The opposite — pound cost ravaging — is where a client ends up having to cash in more investment units, in this example, when markets are falling in order to maintain the same level of income.
And then there is volatility drag. A 15 per cent loss in year one requires 18 per cent return in year two just to return to the original value. Making withdrawals when a portfolio is down essentially locks in those losses for good.
Faced with such a prospect, a client might be prompted to review their retirement plans, accept a lower level of income, or even keep working in an effort to fill the hole in their pension pot.
Sequencing risk and volatility drag are also risks for advisers; when portfolios — and therefore their assets under management — see significant falls then recurring income will (usually) fall too.
In a fix
This all means that, for clients in decumulation it is important that their CRP can deliver sustainable income in order to reduce longevity risk — the possibility that they will outlive their investments and run out of income.

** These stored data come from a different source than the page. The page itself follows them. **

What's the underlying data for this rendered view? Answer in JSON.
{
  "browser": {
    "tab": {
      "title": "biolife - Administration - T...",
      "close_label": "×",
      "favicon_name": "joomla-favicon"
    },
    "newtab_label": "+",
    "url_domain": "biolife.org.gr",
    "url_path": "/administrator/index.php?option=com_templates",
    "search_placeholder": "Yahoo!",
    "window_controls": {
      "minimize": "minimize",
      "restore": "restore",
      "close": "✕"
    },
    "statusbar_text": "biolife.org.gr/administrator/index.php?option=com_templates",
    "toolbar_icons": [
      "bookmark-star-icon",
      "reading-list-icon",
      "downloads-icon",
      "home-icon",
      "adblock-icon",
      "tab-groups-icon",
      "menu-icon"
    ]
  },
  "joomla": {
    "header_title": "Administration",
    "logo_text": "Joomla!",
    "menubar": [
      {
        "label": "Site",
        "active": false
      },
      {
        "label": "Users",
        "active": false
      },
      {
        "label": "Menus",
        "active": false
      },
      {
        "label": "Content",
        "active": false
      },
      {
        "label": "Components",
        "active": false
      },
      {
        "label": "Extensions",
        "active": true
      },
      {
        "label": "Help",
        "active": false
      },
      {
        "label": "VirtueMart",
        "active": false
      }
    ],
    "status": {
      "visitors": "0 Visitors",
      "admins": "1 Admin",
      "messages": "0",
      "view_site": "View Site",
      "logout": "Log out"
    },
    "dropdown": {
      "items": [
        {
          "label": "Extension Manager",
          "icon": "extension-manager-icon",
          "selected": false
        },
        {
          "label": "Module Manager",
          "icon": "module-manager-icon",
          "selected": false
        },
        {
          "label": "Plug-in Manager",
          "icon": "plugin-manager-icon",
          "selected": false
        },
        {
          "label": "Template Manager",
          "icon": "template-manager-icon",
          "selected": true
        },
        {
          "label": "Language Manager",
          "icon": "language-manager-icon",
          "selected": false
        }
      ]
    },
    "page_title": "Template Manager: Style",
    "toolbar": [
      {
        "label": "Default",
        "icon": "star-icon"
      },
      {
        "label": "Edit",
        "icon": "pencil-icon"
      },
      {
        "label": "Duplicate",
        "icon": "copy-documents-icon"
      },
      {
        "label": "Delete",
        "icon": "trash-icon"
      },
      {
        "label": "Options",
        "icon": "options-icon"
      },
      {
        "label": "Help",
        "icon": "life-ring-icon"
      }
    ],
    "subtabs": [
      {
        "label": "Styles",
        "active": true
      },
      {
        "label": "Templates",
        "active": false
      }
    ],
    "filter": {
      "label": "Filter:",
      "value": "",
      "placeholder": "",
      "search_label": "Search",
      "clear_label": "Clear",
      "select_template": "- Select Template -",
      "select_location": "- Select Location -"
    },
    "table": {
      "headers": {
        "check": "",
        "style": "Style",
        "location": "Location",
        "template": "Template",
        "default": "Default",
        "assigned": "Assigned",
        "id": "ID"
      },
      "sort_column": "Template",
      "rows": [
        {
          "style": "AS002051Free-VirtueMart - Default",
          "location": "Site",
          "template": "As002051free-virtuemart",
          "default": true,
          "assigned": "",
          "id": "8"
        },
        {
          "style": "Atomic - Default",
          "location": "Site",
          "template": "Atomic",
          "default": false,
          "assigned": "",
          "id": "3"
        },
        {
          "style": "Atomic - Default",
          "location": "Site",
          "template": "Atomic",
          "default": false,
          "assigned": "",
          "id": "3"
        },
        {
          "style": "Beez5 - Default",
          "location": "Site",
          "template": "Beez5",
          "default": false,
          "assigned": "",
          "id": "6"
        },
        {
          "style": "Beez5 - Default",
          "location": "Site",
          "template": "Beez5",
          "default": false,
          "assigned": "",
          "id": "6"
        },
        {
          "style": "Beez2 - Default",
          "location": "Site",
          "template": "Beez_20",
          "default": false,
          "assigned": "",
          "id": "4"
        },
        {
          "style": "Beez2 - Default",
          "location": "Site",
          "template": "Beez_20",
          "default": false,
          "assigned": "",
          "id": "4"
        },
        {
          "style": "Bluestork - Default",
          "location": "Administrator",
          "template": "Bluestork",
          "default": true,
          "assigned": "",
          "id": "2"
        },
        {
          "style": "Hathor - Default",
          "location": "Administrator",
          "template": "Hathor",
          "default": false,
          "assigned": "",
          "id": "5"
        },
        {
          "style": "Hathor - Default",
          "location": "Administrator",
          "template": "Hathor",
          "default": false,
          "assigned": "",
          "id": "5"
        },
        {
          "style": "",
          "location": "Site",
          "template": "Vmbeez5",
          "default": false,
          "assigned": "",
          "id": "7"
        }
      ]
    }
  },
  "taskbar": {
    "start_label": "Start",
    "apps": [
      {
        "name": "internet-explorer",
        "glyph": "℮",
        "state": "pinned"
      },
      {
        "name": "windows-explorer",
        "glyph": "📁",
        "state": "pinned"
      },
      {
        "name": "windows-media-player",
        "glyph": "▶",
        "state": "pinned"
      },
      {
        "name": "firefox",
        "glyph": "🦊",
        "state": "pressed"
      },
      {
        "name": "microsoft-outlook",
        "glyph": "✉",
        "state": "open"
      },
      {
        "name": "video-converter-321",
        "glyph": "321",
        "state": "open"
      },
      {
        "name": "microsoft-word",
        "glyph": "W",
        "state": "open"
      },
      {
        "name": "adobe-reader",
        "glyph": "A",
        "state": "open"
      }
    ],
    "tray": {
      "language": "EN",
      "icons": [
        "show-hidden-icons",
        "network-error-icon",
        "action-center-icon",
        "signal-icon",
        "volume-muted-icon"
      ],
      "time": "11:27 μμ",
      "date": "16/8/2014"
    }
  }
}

But there are widely practised strategies for mitigating sequencing risk in the later phases of accumulation and the early years of decumulation retirement.
Typically, that would mean migrating to a higher proportion of fixed interest investments in the final years of accumulation.
Fixed interest investments can be an important part of a diversified investment strategy because historically they provided a reliable income stream at a relatively low risk, though, reflecting that the level of return is often lower than equity investments.
But recently high inflation and rising interest rates have been bad for bond performance. So, is it time to stick (and wait for values to rebound) or twist (and sell up to invest in alternative assets)?
Smoother sailing
One option is a smoothed investment solution such as with-profits funds, which are designed to reduce day-to-day market volatility.
They typically aim to provide steady growth by investing in a diverse range of assets, including UK and International shares, fixed interest stocks, property, cash and other related investments.
But returns are smoothed using a mechanism that reduces the impact of short-term price fluctuations.
So, when the with-profits fund is performing particularly well, not all returns are passed on to investors straight away.
Instead, some are held back, to be released to investors during times of poorer performance to help cushion any fall in value.